Kir M, Saylam GS, Karadas U, Yilmaz N, Çakmakçı H, Uzuner N, Güzeloğlu M, Ugurlu B, Oto Ö.Pediatr Cardiol. 2012 Apr;33(4):607-17. doi: 10.1007/s00246-012-0187-x.
Özet
Bu çalışmada başvuru semptomlarını, görüntüleme yöntemlerinin etkinliğini ve damar halkalarının cerrahi tedavisini değerlendirmeyi amaçladık. Üçüncü basamak bir sevk merkezinde 10 yıllık bir süre boyunca 44 hastanın (32’si ileriye dönük olarak kaydoldu, 12’si geriye dönük olarak incelendi) verileri analiz edildi.
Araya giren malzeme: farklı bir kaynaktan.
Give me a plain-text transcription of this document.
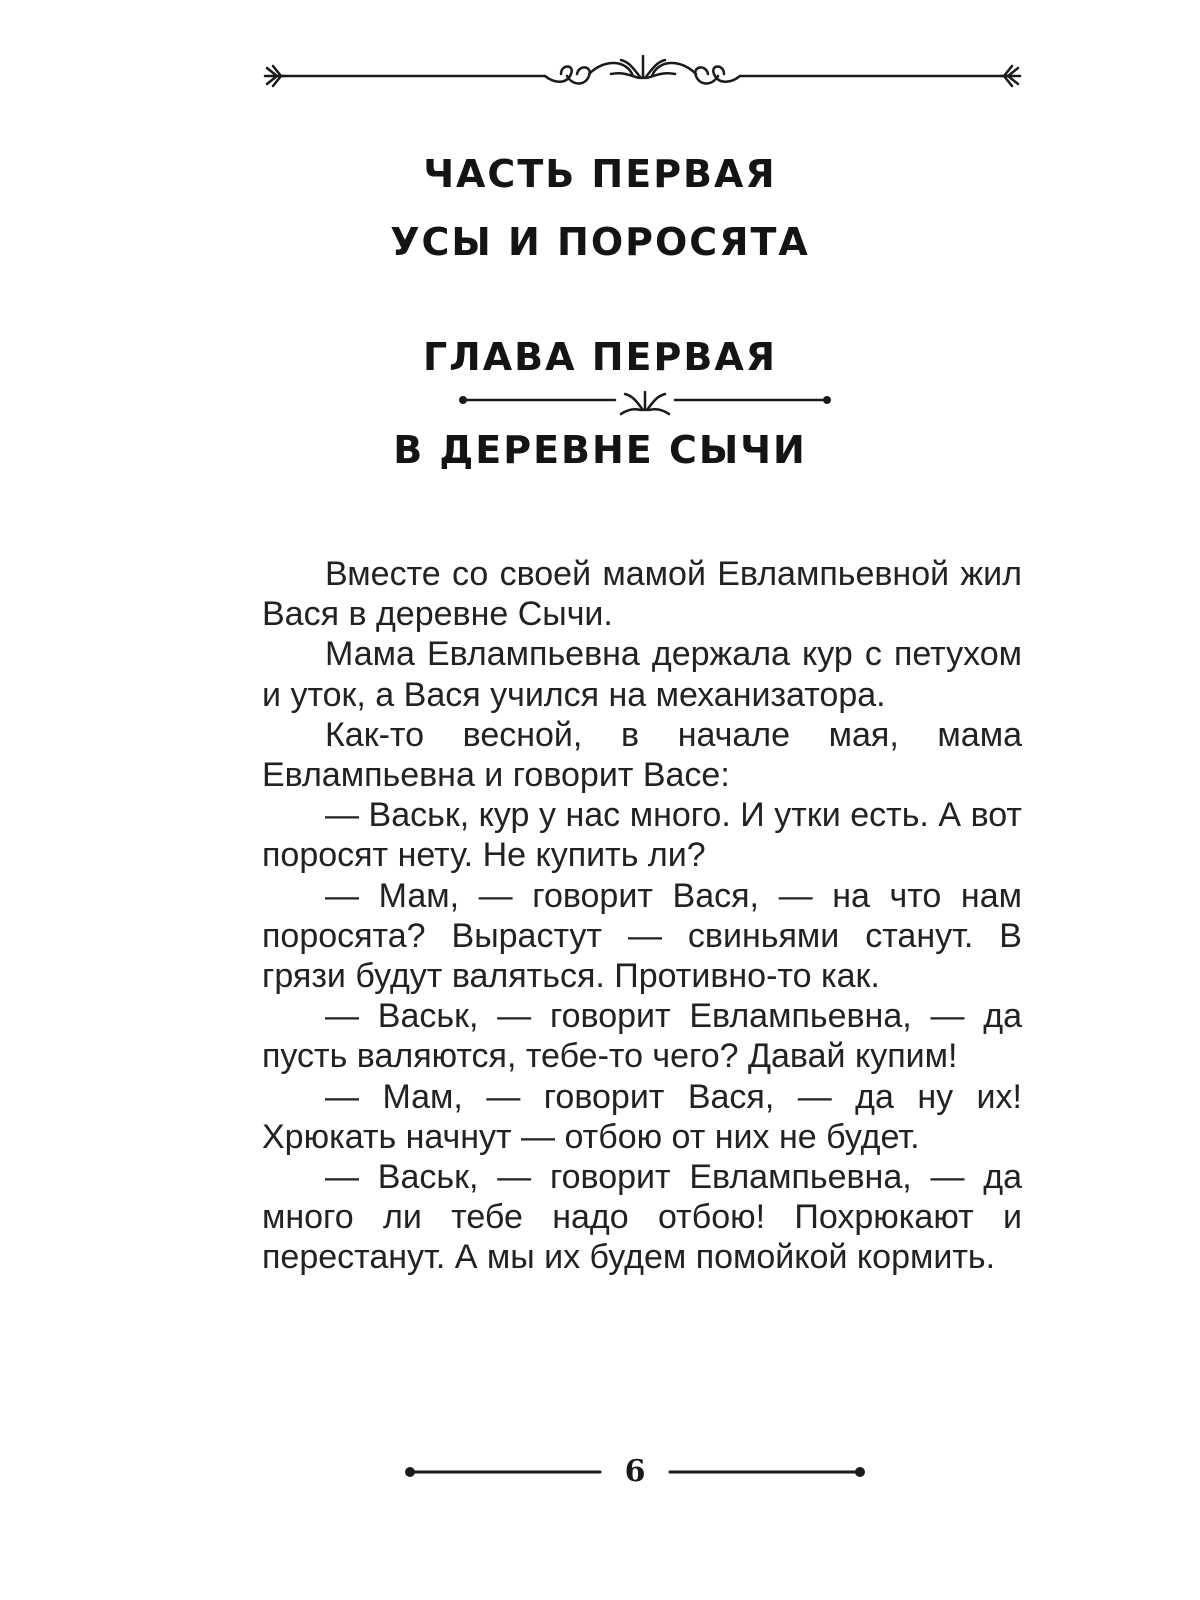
ЧАСТЬ ПЕРВАЯ
УСЫ И ПОРОСЯТА
ГЛАВА ПЕРВАЯ
В ДЕРЕВНЕ СЫЧИ

Вместе со своей мамой Евлампьевной жил Вася в деревне Сычи.

Мама Евлампьевна держала кур с петухом и уток, а Вася учился на механизатора.

Как-то весной, в начале мая, мама Евлампьевна и говорит Васе:

— Васьк, кур у нас много. И утки есть. А вот поросят нету. Не купить ли?

— Мам, — говорит Вася, — на что нам поросята? Вырастут — свиньями станут. В грязи будут валяться. Противно-то как.

— Васьк, — говорит Евлампьевна, — да пусть валяются, тебе-то чего? Давай купим!

— Мам, — говорит Вася, — да ну их! Хрюкать начнут — отбою от них не будет.

— Васьк, — говорит Евлампьевна, — да много ли тебе надо отбою! Похрюкают и перестанут. А мы их будем помойкой кормить.

6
Bu hastalar, sol aort arkı ve aberran sağ subklavian arteri olan 25 hastayı, sağ aortik arkı ve Kommerell divertikülünden kaynaklanan sol subklavyen arteri olan 13 hastayı, sağ aortik arkı ve aberran sol subklavian arteri olan 1 hastayı, 3 hastayı içermektedir. çift arkus aortik ve 2 pulmoner askılı hasta. 25 hastada solunum semptomları, 6 hastada disfaji saptandı. Beş hastada refleks apne, siyanoz, senkop atakları ve egzersize bağlı hışıltı gibi atipik semptomlar kaydedildi. Hastaların %41’inde eşlik eden konjenital kalp defektleri tespit edildi. Baryumlu özofagografide tanı verimi %95,23, ekokardiyografide %54,54, bilgisayarlı tomografide ise %66,66 idi. Anatomi hastaların %97,43’ünde manyetik rezonans görüntüleme (MRG) ve %90,5’inde anjiyografi ile doğru olarak belirlenebildi. Ameliyat edilen 30 hastanın ortalama 25±33,5 aylık takip süresi boyunca %80’inde semptomlar tamamen düzeldi. Atipik semptomları olan bebeklerde damar halkaları gözden kaçırılmamalıdır. Yazarların tercih ettiği tanısal prosedür MRG’dir çünkü anormal vasküler yapılar, trakea ve özofagus arasındaki ilişkiyi tanımlamada anjiyografiden daha üstündür.